Observe that $\neg D(f(d))$ and $D(f(d))$ unify syntactically in their predicate arguments. An (automated) search thus finishes in two steps:[5]

1. $D(d) \wedge \neg D(f(d))$
2. $D(d) \wedge \underline{\neg D(f(d)) \wedge D(f(d))} \wedge \neg D(f(f(d)))$

The proof by resolution given here uses the law of excluded middle, the axiom of choice, and non-emptiness of the domain as premises.[4]

## Discussion

This proof illustrates several properties of classical predicate logic that do not always agree with ordinary language.

### Excluded middle

The above proof begins by saying that either everyone is drinking, or someone is not drinking. This uses the validity of excluded middle for the statement $S =$ "everyone is drinking", which is always available in classical logic. If the logic does not admit arbitrary excluded middle—for example if the logic is intuitionistic—then the truth of $S \or \neg S$ must first be established, i.e., $S$ must be shown to be decidable.[6]

### Material versus indicative conditional

Most important to the paradox is that the conditional in classical (and intuitionistic) logic is the material conditional. It has the property that $A \rightarrow B$ is true if B is true or if A is false (in classical logic, but not intuitionistic logic, this is also a necessary condition).

So as it was applied here, the statement "if he is drinking, everyone is drinking" was taken to be correct in one case, if everyone was drinking, and in the other case, if he was not drinking — even though his drinking may not have had anything to do with anyone else's drinking.

In natural language, on the other hand, typically "if...then..." is used as an indicative conditional.

### Non-empty domain

It is not necessary to assume there was anyone in the pub. The assumption that the domain is non-empty is built into the inference rules of classical predicate logic.[7] We can deduce $D(x)$ from $\forall x D(x)$, but of course if the domain were empty (in this case, if there were nobody in the pub), the proposition $D(x)$ is not well-formed for any closed expression $x$.
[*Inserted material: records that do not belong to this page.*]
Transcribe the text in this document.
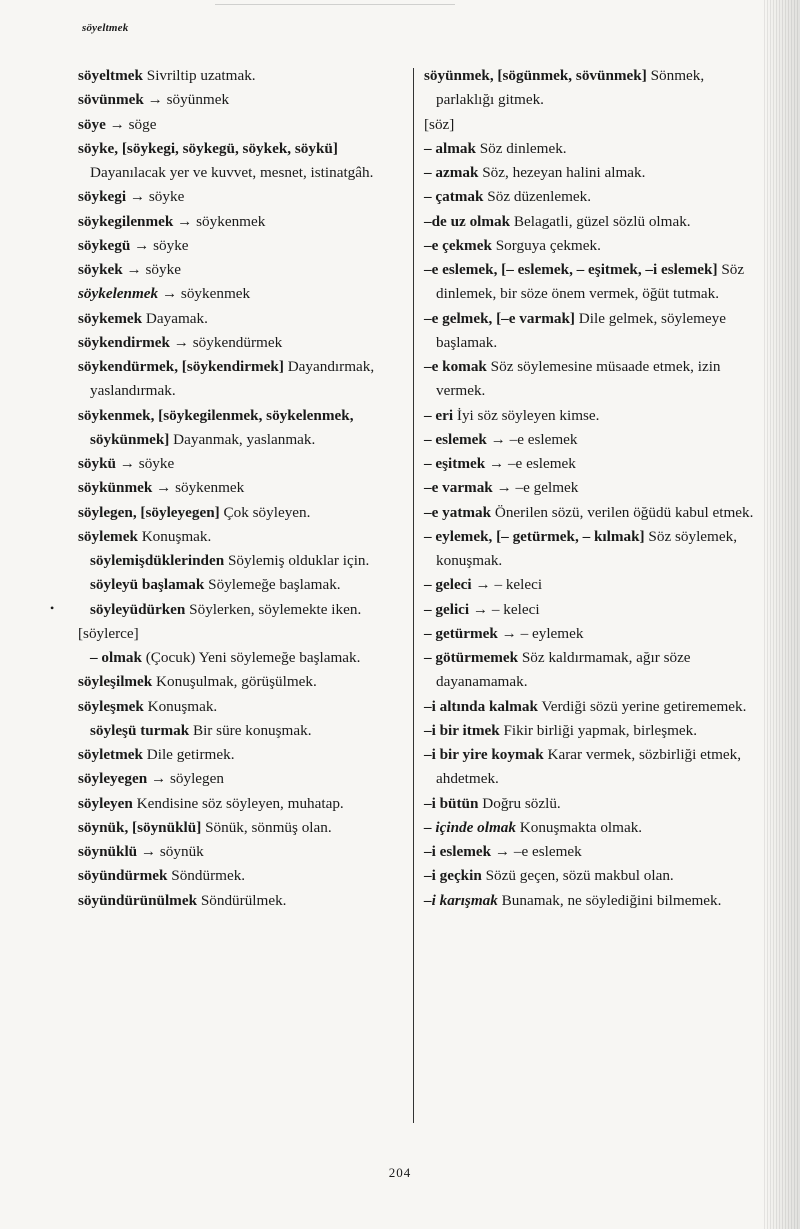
söyeltmek
söyeltmek Sivriltip uzatmak.
sövünmek → söyünmek
söye → söge
söyke, [söykegi, söykegü, söykek, söykü] Dayanılacak yer ve kuvvet, mesnet, istinatgâh.
söykegi → söyke
söykegilenmek → söykenmek
söykegü → söyke
söykek → söyke
söykelenmek → söykenmek
söykemek Dayamak.
söykendirmek → söykendürmek
söykendürmek, [söykendirmek] Dayandırmak, yaslandırmak.
söykenmek, [söykegilenmek, söykelenmek, söykünmek] Dayanmak, yaslanmak.
söykü → söyke
söykünmek → söykenmek
söylegen, [söyleyegen] Çok söyleyen.
söylemek Konuşmak.
söylemişdüklerinden Söylemiş olduklar için.
söyleyü başlamak Söylemeğe başlamak.
söyleyüdürken Söylerken, söylemekte iken.
[söylerce]
– olmak (Çocuk) Yeni söylemeğe başlamak.
söyleşilmek Konuşulmak, görüşülmek.
söyleşmek Konuşmak.
söyleşü turmak Bir süre konuşmak.
söyletmek Dile getirmek.
söyleyegen → söylegen
söyleyen Kendisine söz söyleyen, muhatap.
söynük, [söynüklü] Sönük, sönmüş olan.
söynüklü → söynük
söyündürmek Söndürmek.
söyündürünülmek Söndürülmek.
söyünmek, [sögünmek, sövünmek] Sönmek, parlaklığı gitmek.
[söz]
– almak Söz dinlemek.
– azmak Söz, hezeyan halini almak.
– çatmak Söz düzenlemek.
–de uz olmak Belagatli, güzel sözlü olmak.
–e çekmek Sorguya çekmek.
–e eslemek, [– eslemek, – eşitmek, –i eslemek] Söz dinlemek, bir söze önem vermek, öğüt tutmak.
–e gelmek, [–e varmak] Dile gelmek, söylemeye başlamak.
–e komak Söz söylemesine müsaade etmek, izin vermek.
– eri İyi söz söyleyen kimse.
– eslemek → –e eslemek
– eşitmek → –e eslemek
–e varmak → –e gelmek
–e yatmak Önerilen sözü, verilen öğüdü kabul etmek.
– eylemek, [– getürmek, – kılmak] Söz söylemek, konuşmak.
– geleci → – keleci
– gelici → – keleci
– getürmek → – eylemek
– götürmemek Söz kaldırmamak, ağır söze dayanamamak.
–i altında kalmak Verdiği sözü yerine getirememek.
–i bir itmek Fikir birliği yapmak, birleşmek.
–i bir yire koymak Karar vermek, sözbirliği etmek, ahdetmek.
–i bütün Doğru sözlü.
– içinde olmak Konuşmakta olmak.
–i eslemek → –e eslemek
–i geçkin Sözü geçen, sözü makbul olan.
–i karışmak Bunamak, ne söylediğini bilmemek.
•
204
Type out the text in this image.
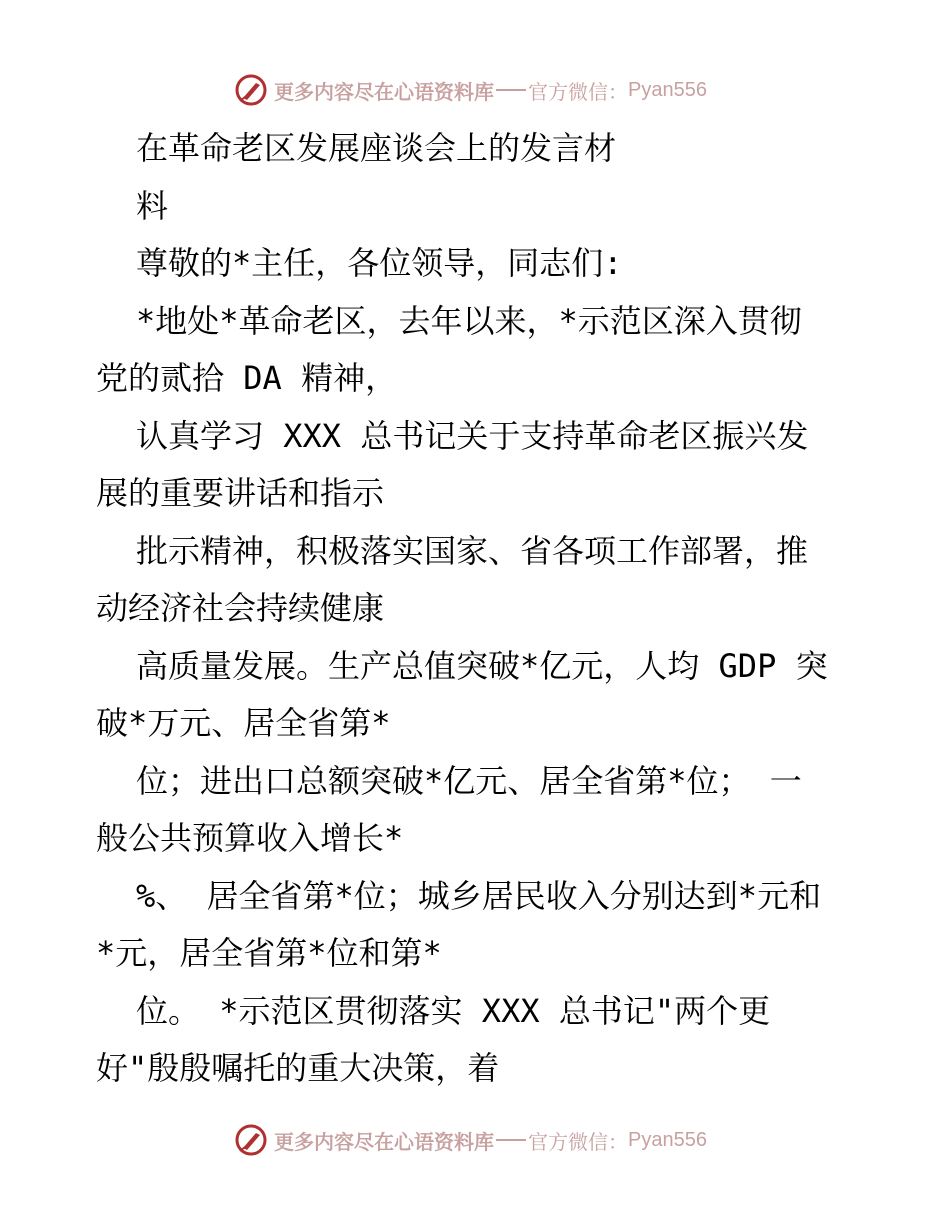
更多内容尽在心语资料库 官方微信： Pyan556
在革命老区发展座谈会上的发言材
料
尊敬的*主任，各位领导，同志们:
*地处*革命老区，去年以来，*示范区深入贯彻
党的贰拾 DA 精神，
认真学习 XXX 总书记关于支持革命老区振兴发
展的重要讲话和指示
批示精神，积极落实国家、省各项工作部署，推
动经济社会持续健康
高质量发展。生产总值突破*亿元，人均 GDP 突
破*万元、居全省第*
位；进出口总额突破*亿元、居全省第*位； 一
般公共预算收入增长*
%、 居全省第*位；城乡居民收入分别达到*元和
*元，居全省第*位和第*
位。 *示范区贯彻落实 XXX 总书记"两个更
好"殷殷嘱托的重大决策，着
更多内容尽在心语资料库 官方微信： Pyan556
Nevertheless, if we allow empty domains we still have something like the drinker paradox in the form of the theorem:

$(\exists x.\ [x=x]) \rightarrow \exists x.\ [D(x) \rightarrow \forall y.\ D(y)]$

Or in words:

If there is anyone in the pub at all, then there is someone such that, if he is drinking, then everyone in the pub is drinking.

### Temporal aspects

Although not discussed in formal terms by Smullyan, he hints that the verb "drinks" is also ambiguous by citing a postcard written to him by two of his students, which contains the following dialogue (emphasis in original):[1]
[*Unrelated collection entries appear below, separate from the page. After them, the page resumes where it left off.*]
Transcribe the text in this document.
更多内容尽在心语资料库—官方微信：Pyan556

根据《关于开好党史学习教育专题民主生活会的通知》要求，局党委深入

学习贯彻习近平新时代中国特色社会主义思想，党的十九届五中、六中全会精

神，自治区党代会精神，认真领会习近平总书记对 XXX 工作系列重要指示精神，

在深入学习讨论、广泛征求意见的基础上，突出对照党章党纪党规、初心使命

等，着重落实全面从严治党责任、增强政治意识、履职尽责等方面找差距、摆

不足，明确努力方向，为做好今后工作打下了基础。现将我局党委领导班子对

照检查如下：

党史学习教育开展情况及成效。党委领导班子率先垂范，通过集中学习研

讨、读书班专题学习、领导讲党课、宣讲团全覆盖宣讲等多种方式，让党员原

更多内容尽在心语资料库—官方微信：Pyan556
Logician / I know a fellow who is such that whenever he drinks, everyone does.
Student / I just don't understand. Do you mean, everyone on earth?
Logician / Yes, naturally.
Student / That sounds crazy! You mean as soon as he drinks, at just that moment, everyone does?
Logician / Of course.
Student / But that implies that at some time, everyone was drinking at once. Surely that never happened!

## History and variations

Smullyan in his 1978 book attributes the naming of "The Drinking Principle" to his graduate students.[1] He also discusses variants (obtained by substituting D with other, more dramatic predicates):

• "there is a woman on earth such that if she becomes sterile, the whole human race will die out." Smullyan writes that this formulation emerged from a conversation he had with philosopher John Bacon.[1]
• A "dual" version of the Principle: "there is at least one person such that if anybody drinks, then he does."[1]

As "Smullyan's ‘Drinkers’ principle" or just "Drinkers' principle" it appears in H.P. Barendregt's "The quest for correctness" (1996), accompanied by some machine proofs.[2] Since then it has made regular appearance as an example in publications about automated reasoning; it is sometimes used to contrast the expressiveness of proof assistants.[4][5][8]